DONSON, one of the discovered dependencies present in 2 of 7 tested amplified cell lines, is a gene of unknown function, playing a role in DNA replication and the stabilization and protection of stalled replication forks. Mutations of the gene are associated with the microcephaly-micromelia syndrome [
32]. In cancer, DONSON could be helpful in preventing apoptosis during aberrant DNA replication. However, the mechanism through which 20q11.21 amplified cancers and cancers with increased chromosomal instability in general could be associated with DONSON dependence remains to be unveiled.

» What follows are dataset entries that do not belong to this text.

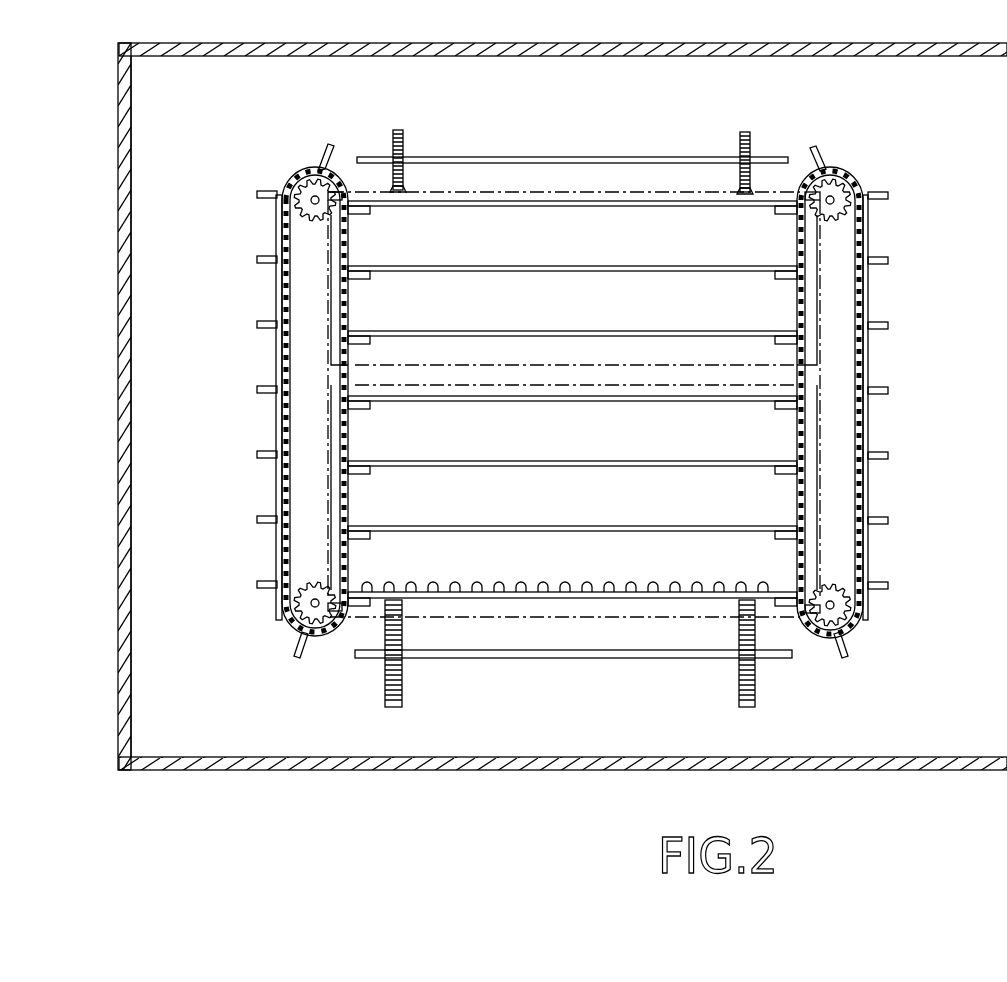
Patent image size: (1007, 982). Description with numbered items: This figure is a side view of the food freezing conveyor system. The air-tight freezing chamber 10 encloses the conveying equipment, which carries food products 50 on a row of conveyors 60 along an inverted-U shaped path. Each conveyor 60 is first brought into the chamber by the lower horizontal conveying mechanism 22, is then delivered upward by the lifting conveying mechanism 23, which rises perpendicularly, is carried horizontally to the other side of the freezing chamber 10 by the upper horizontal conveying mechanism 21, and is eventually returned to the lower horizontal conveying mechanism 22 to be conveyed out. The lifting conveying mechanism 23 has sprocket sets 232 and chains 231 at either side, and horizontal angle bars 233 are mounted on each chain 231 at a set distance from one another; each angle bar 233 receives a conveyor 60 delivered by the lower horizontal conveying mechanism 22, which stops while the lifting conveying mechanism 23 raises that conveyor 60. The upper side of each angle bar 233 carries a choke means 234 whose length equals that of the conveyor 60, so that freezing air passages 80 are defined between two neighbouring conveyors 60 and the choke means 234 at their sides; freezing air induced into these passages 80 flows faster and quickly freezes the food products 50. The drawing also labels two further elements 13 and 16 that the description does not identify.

The freezing chamber 10 is at (110, 245).
The upper support bar 13 is at (614, 190).
The lower support bar 16 is at (574, 614).
The upper horizontal conveying mechanism 21 is at (743, 130).
The lower horizontal conveying mechanism 22 is at (755, 707).
The lifting conveying mechanism 23 is at (258, 350).
The chains 231 is at (797, 256).
The sprocket sets 232 is at (845, 193).
The horizontal angle bars 233 is at (888, 392).
The choke means 234 is at (868, 418).
The food products 50 is at (518, 584).
The conveyors 60 is at (585, 270).
The freezing air passages 80 is at (542, 492).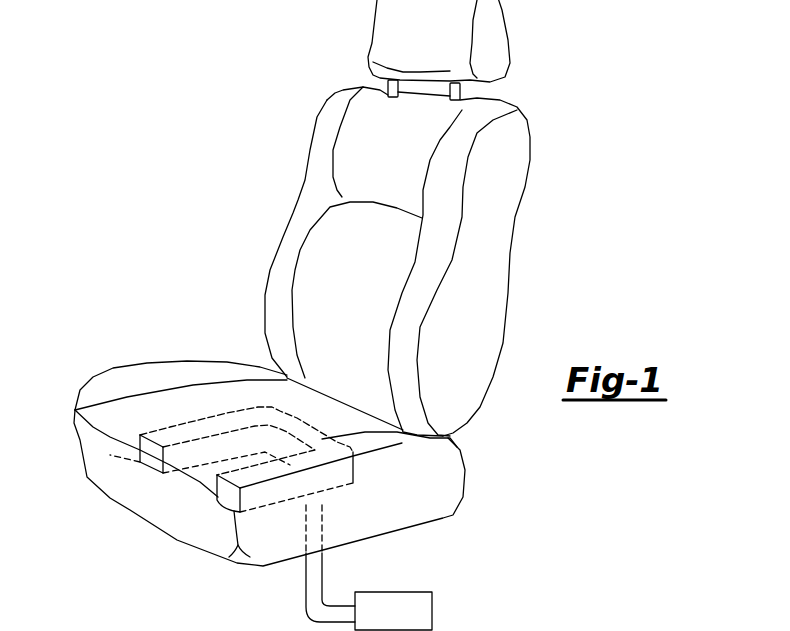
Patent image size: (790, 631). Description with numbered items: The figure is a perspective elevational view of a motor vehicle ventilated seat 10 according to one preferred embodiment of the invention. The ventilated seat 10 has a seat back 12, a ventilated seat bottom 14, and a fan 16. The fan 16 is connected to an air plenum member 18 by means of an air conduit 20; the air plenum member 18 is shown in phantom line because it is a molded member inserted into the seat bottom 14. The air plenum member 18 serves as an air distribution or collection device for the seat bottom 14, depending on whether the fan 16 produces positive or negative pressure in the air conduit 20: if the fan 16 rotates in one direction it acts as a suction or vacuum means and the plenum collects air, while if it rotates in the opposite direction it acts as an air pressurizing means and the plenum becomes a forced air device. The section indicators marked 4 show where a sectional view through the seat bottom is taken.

The ventilated seat 10 is at (548, 272).
The seat back 12 is at (505, 173).
The ventilated seat bottom 14 is at (440, 473).
The fan 16 is at (432, 603).
The air plenum member 18 is at (143, 467).
The air conduit 20 is at (305, 591).
The section line 4- 4 is at (90, 370).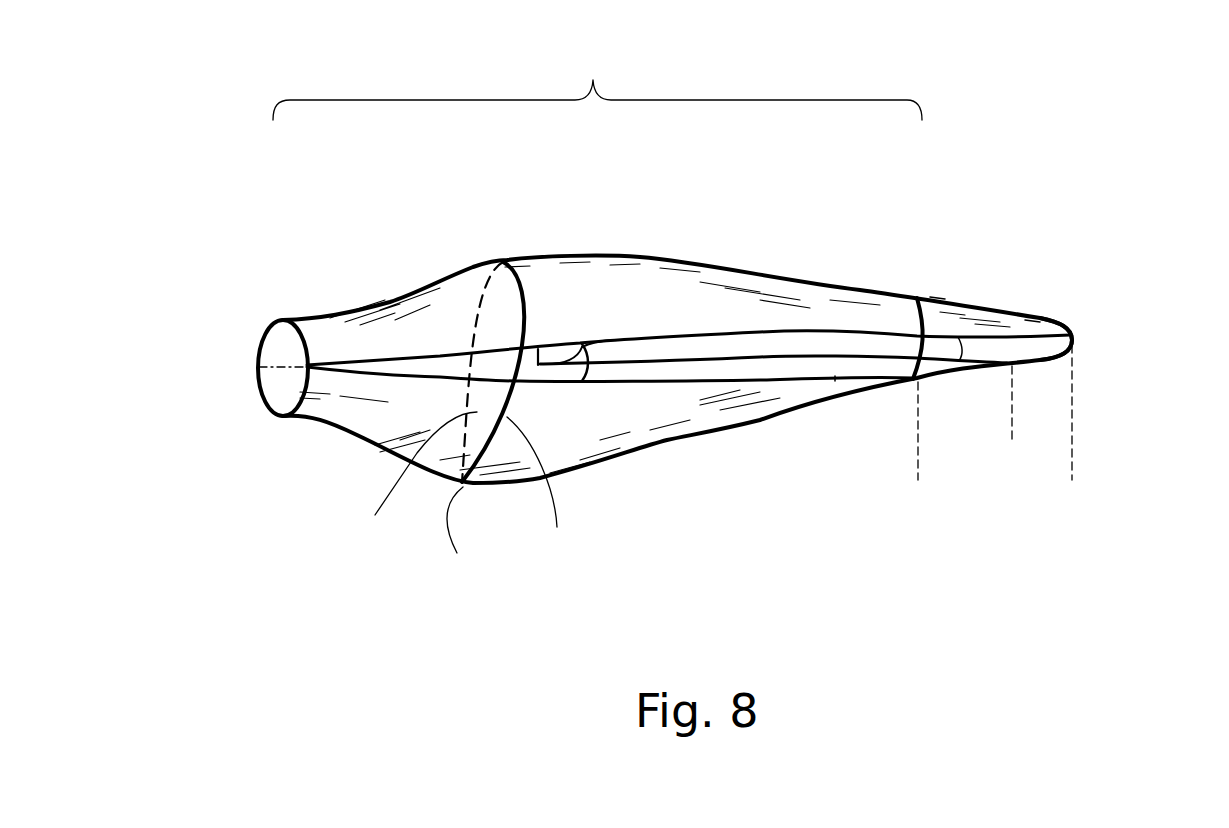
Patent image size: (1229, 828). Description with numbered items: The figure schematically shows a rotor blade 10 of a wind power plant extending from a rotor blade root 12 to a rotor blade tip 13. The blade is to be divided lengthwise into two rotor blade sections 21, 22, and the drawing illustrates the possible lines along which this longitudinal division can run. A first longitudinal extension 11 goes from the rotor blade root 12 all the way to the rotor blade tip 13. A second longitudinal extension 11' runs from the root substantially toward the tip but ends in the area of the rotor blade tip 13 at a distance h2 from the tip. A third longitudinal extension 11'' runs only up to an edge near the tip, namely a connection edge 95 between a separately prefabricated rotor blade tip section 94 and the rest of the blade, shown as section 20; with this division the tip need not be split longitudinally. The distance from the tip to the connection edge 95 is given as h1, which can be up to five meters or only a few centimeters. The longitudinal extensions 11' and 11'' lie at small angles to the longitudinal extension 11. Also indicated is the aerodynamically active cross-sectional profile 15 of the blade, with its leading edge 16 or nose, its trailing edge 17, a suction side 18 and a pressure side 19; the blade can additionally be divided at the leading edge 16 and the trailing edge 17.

The rotor blade 10 is at (757, 248).
The longitudinal extension 11 is at (907, 285).
The longitudinal extension 11' is at (1014, 296).
The longitudinal extension 11'' is at (812, 436).
The rotor blade root 12 is at (278, 400).
The rotor blade tip 13 is at (1073, 328).
The cross-sectional profile 15 is at (527, 299).
The leading edge 16 is at (495, 262).
The trailing edge 17 is at (460, 536).
The suction side 18 is at (542, 491).
The pressure side 19 is at (416, 480).
The section 20 is at (597, 84).
The rotor blade section 21 is at (685, 293).
The rotor blade section 22 is at (633, 423).
The rotor blade tip section 94 is at (1032, 323).
The connection edge 95 is at (937, 298).
The distance h1 is at (1072, 467).
The distance h2 is at (963, 423).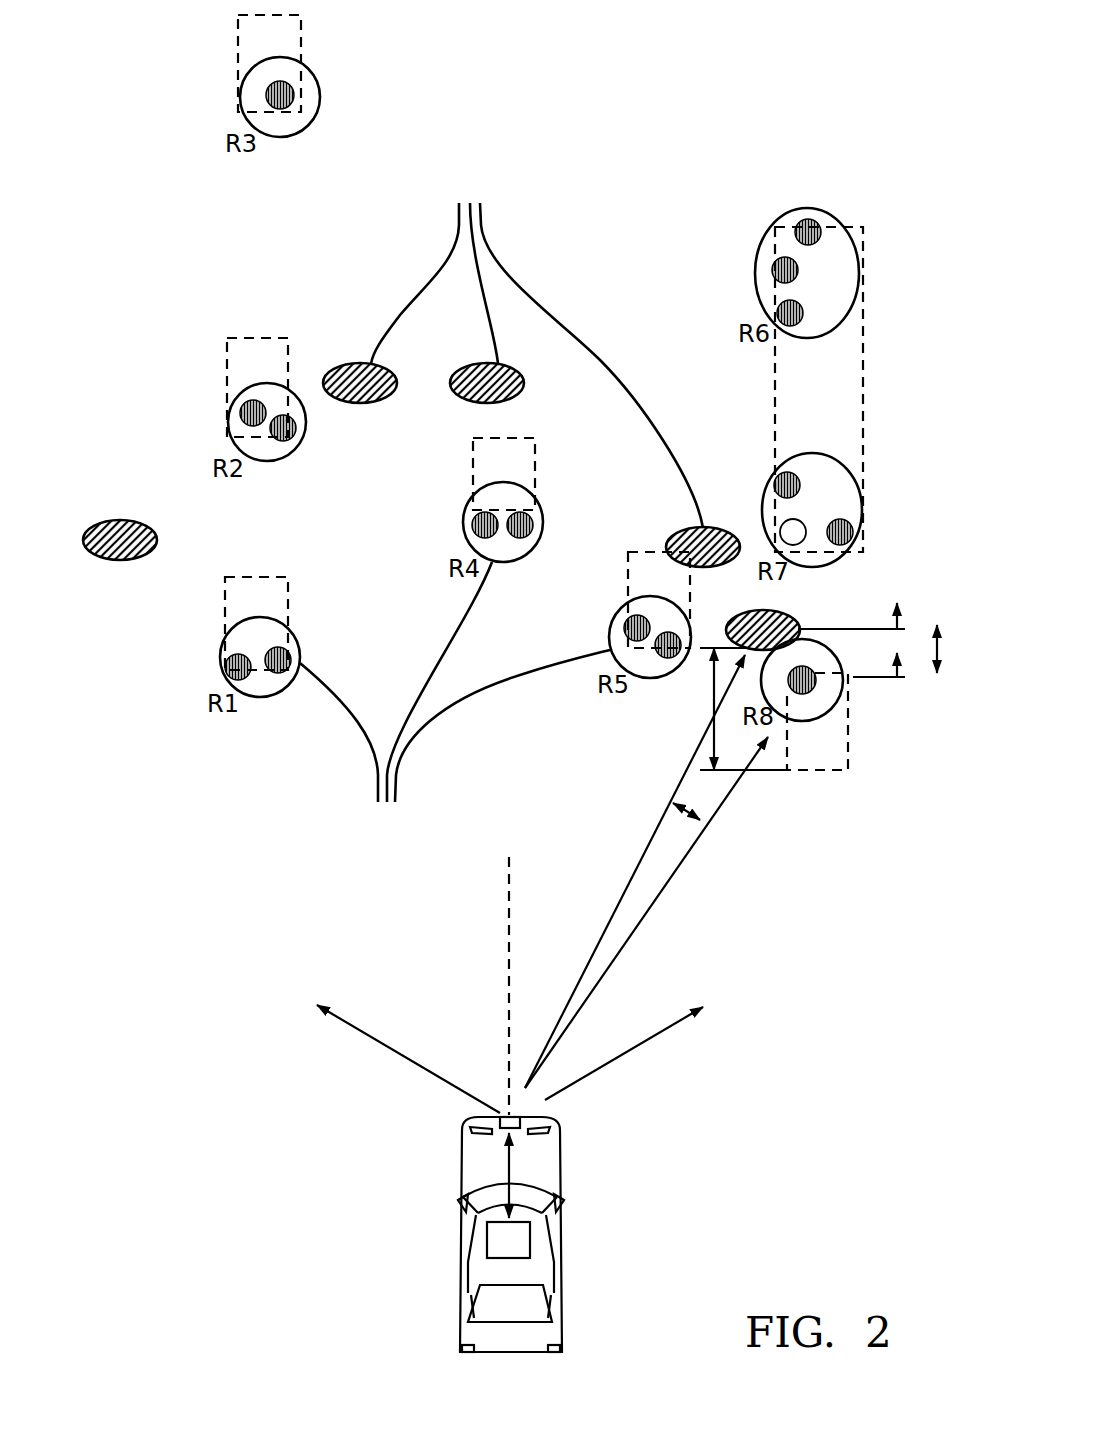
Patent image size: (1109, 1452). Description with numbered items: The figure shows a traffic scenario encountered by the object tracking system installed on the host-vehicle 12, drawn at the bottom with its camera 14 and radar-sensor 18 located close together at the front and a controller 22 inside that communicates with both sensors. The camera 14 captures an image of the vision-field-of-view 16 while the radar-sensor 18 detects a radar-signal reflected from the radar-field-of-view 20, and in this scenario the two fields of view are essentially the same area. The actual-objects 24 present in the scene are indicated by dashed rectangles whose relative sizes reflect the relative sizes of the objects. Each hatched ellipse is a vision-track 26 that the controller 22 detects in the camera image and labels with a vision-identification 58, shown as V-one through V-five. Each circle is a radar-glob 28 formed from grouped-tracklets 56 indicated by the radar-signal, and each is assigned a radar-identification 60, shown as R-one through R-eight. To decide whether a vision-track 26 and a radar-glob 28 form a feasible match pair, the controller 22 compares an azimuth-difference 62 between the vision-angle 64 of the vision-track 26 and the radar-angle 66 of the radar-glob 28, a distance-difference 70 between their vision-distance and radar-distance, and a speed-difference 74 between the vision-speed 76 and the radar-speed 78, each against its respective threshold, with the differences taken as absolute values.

The host-vehicle 12 is at (527, 1345).
The camera 14 is at (441, 1146).
The vision-field-of-view 16 is at (643, 987).
The radar-sensor 18 is at (492, 1133).
The radar-field-of-view 20 is at (637, 1017).
The controller 22 is at (533, 1235).
The actual-objects 24 is at (718, 73).
The vision-track 26 is at (150, 530).
The radar-glob 28 is at (310, 72).
The grouped-tracklets 56 is at (272, 82).
The vision-identification 58 is at (537, 350).
The radar-identification 60 is at (455, 698).
The azimuth-difference 62 is at (672, 812).
The vision-angle 64 is at (627, 887).
The radar-angle 66 is at (665, 892).
The distance-difference 70 is at (714, 697).
The speed-difference 74 is at (947, 648).
The vision-speed 76 is at (903, 628).
The radar-speed 78 is at (900, 684).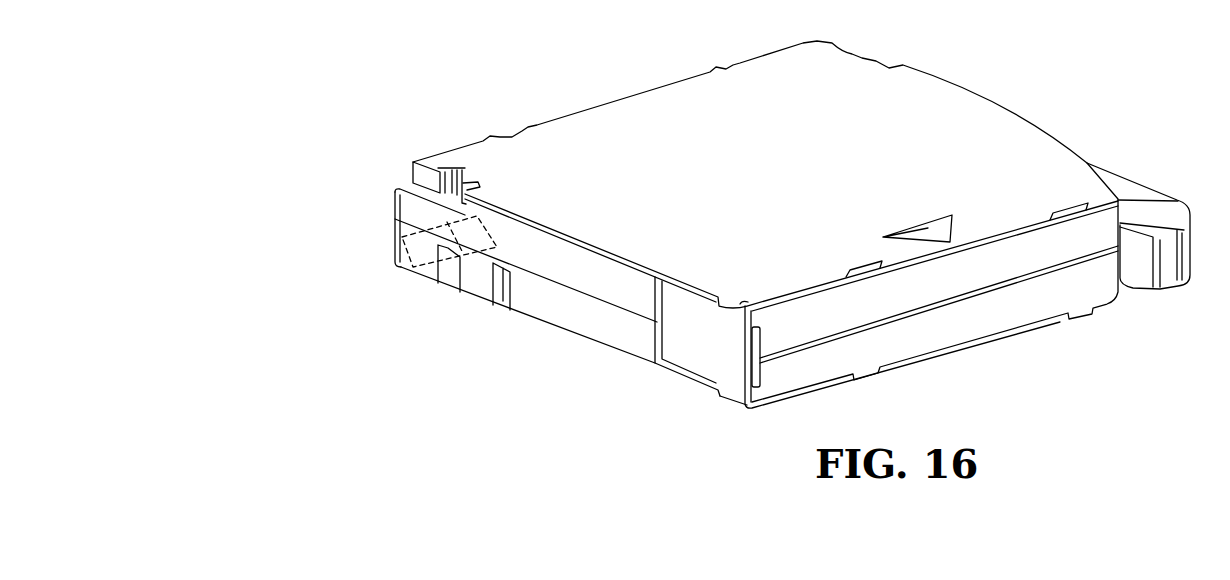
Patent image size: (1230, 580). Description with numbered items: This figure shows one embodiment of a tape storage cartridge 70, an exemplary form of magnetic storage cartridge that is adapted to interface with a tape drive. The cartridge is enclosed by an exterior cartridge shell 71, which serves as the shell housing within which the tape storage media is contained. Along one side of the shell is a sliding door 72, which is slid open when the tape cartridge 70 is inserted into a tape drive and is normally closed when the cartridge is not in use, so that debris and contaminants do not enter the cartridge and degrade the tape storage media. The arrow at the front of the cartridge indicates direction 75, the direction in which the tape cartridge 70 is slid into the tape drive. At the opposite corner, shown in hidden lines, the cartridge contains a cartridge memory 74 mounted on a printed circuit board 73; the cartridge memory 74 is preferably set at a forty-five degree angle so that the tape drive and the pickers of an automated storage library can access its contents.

The tape storage cartridge 70 is at (1078, 88).
The exterior cartridge shell 71 is at (667, 83).
The sliding door 72 is at (693, 343).
The printed circuit board 73 is at (420, 260).
The cartridge memory 74 is at (460, 235).
The direction 75 is at (932, 335).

SNAP23, another dependency gene present in 2 of 7 tested amplified cell lines, encodes for one of the proteins of the cellular machinery for membrane fusion and exocytosis. It is also involved in cell signaling, promoting malignant cell motion, and through this mechanism, it may favor metastasis [
33].
HMGCS1 is a mevalonate precursor enzyme and catalyzes the conversion of two molecules of acetoacetyl-CoA to form 3-hydroxy-3-methyl-glutaryl-CoA (HMG-CoA), the precursor of cholesterol production [
34]. HMGCS1 plays a role in breast cancer stem cells, and its downregulation decreased the stem cell fraction of both luminal and basal breast cancer cells [
35]. Cholesterol biosynthesis is targeted by statins, a class of cholesterol-lowering drugs, and attempts at repurposing these drugs for cancer are in progress [
36]. Interestingly, drugs targeting other lipid metabolism enzymes show activity in some 20q11.21 amplified cell lines, suggesting lipid metabolism as a possible target in these cancers. Repurposing of drugs already used for other indications for well-defined subsets of colorectal cancers would present significant advantages from financial and patient safety perspectives.